I am working on a problem where I have multiple CSVs files and I need to read those multiple CSVs one by one with a sliding window. Let’s assume that, one CSV file is having 330 data points and the window size is 32 so we should be having (10*32 = 320) and the last 10 points will be discarded.
I started making a dataset that looks like this but after spending too much time, I am not able to get it working. The current code looks like this,
class CustomDataset(Dataset):
def __init__(self, data_folder, window_size):
self.data_folder = data_folder
self.data_file_list = [file for file in os.listdir(data_folder)]
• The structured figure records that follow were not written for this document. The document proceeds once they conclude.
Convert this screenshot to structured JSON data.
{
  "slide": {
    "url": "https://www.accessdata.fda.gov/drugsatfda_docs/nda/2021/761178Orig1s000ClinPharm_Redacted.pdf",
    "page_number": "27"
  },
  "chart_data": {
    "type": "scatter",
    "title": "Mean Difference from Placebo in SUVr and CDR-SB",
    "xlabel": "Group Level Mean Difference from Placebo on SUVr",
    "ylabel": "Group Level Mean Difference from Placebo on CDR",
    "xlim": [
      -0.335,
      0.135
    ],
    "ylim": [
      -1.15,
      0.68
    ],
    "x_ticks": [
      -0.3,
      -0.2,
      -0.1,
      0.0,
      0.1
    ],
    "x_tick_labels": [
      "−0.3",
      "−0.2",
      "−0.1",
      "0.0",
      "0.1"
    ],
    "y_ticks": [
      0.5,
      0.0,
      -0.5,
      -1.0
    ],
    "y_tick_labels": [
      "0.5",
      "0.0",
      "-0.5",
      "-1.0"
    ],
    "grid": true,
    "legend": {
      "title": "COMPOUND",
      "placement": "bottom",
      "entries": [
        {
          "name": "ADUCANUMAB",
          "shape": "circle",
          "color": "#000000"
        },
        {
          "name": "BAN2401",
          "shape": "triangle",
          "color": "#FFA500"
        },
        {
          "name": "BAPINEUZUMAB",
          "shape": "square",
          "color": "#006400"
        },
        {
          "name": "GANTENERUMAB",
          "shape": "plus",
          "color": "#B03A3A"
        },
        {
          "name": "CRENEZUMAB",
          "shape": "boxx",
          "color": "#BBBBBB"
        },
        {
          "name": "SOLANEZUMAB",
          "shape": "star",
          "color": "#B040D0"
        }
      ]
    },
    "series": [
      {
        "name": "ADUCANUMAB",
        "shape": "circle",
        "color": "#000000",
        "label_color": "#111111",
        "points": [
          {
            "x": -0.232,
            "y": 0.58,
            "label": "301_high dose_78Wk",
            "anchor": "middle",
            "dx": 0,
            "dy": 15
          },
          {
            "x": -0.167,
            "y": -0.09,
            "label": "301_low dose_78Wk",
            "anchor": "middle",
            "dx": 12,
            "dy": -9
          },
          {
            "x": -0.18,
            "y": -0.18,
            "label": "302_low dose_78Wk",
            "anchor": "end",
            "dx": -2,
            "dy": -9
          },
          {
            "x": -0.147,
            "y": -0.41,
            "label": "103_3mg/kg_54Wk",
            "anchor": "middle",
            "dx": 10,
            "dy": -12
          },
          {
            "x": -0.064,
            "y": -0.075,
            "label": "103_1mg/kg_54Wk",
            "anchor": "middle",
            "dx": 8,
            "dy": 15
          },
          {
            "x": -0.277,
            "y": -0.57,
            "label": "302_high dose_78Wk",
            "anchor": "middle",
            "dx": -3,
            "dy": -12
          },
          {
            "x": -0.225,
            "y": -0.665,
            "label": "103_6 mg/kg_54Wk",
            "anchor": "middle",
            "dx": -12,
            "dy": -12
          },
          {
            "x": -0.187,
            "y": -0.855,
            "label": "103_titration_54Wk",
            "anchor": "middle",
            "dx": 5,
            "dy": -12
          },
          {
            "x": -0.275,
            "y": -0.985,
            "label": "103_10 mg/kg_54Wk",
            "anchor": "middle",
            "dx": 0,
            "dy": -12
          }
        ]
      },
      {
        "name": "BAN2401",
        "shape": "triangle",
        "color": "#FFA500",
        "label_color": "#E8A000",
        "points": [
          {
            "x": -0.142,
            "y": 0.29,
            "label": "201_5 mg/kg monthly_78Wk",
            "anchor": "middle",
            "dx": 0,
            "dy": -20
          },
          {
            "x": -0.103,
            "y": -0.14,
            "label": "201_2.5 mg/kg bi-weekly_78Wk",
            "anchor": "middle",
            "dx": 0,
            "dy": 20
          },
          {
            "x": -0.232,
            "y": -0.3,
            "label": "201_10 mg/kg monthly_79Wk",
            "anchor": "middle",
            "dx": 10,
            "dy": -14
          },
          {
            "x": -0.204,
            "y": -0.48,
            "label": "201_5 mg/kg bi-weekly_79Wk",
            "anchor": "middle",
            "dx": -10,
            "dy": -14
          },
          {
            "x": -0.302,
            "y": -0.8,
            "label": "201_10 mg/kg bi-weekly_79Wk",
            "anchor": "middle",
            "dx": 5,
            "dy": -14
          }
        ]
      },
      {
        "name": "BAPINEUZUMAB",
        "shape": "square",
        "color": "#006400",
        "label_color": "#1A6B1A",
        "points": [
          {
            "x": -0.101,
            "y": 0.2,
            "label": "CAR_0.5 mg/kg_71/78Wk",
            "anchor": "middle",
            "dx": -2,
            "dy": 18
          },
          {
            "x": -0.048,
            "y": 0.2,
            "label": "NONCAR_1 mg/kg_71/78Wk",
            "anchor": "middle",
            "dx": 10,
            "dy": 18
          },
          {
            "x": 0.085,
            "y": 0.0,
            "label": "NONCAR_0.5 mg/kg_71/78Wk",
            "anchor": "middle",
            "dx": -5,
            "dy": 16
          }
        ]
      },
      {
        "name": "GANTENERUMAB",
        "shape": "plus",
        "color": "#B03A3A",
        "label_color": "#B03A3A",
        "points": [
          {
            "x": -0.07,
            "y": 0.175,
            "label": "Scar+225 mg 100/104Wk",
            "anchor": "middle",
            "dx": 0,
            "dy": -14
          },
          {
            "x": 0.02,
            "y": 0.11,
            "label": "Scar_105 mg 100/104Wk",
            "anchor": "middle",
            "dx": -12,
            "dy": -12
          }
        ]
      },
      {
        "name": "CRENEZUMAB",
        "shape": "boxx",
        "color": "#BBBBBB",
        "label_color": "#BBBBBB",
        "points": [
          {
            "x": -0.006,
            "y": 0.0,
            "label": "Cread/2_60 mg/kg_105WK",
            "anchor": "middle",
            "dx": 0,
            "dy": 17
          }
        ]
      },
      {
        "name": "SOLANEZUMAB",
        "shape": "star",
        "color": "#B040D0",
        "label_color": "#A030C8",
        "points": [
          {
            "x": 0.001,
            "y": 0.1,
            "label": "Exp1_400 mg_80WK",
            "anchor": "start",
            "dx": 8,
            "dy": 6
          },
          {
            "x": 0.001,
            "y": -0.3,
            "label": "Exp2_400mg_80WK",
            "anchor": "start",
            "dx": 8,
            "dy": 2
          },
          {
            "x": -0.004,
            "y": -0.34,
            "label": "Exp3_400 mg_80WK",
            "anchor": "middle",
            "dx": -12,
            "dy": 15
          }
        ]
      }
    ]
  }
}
print(self.data_file_list)
self.window_size = window_size
def __len__(self):
return len(self.data_file_list[0])
def __getitem__(self, idx):
filename = self.data_file_list[idx]
data, label = read_file(filename)
return data, label
def read_file(self, filename):
data = pd.read_csv(filename)
data = data.drop(["file_name", "class_name"], axis = 1)
features = data.drop(["class_no"], axis = 1)
labels = data["class_no"]
x = [features[index:index+self.window_size].values for index in range(0, len(features))]
y = [labels[index:index+self.window_size].values for index in range(0, len(labels))]
return x, y
Note: I can’t merge all these CSV files into one.
I am getting this error,
TypeError: object of type ‘type’ has no len().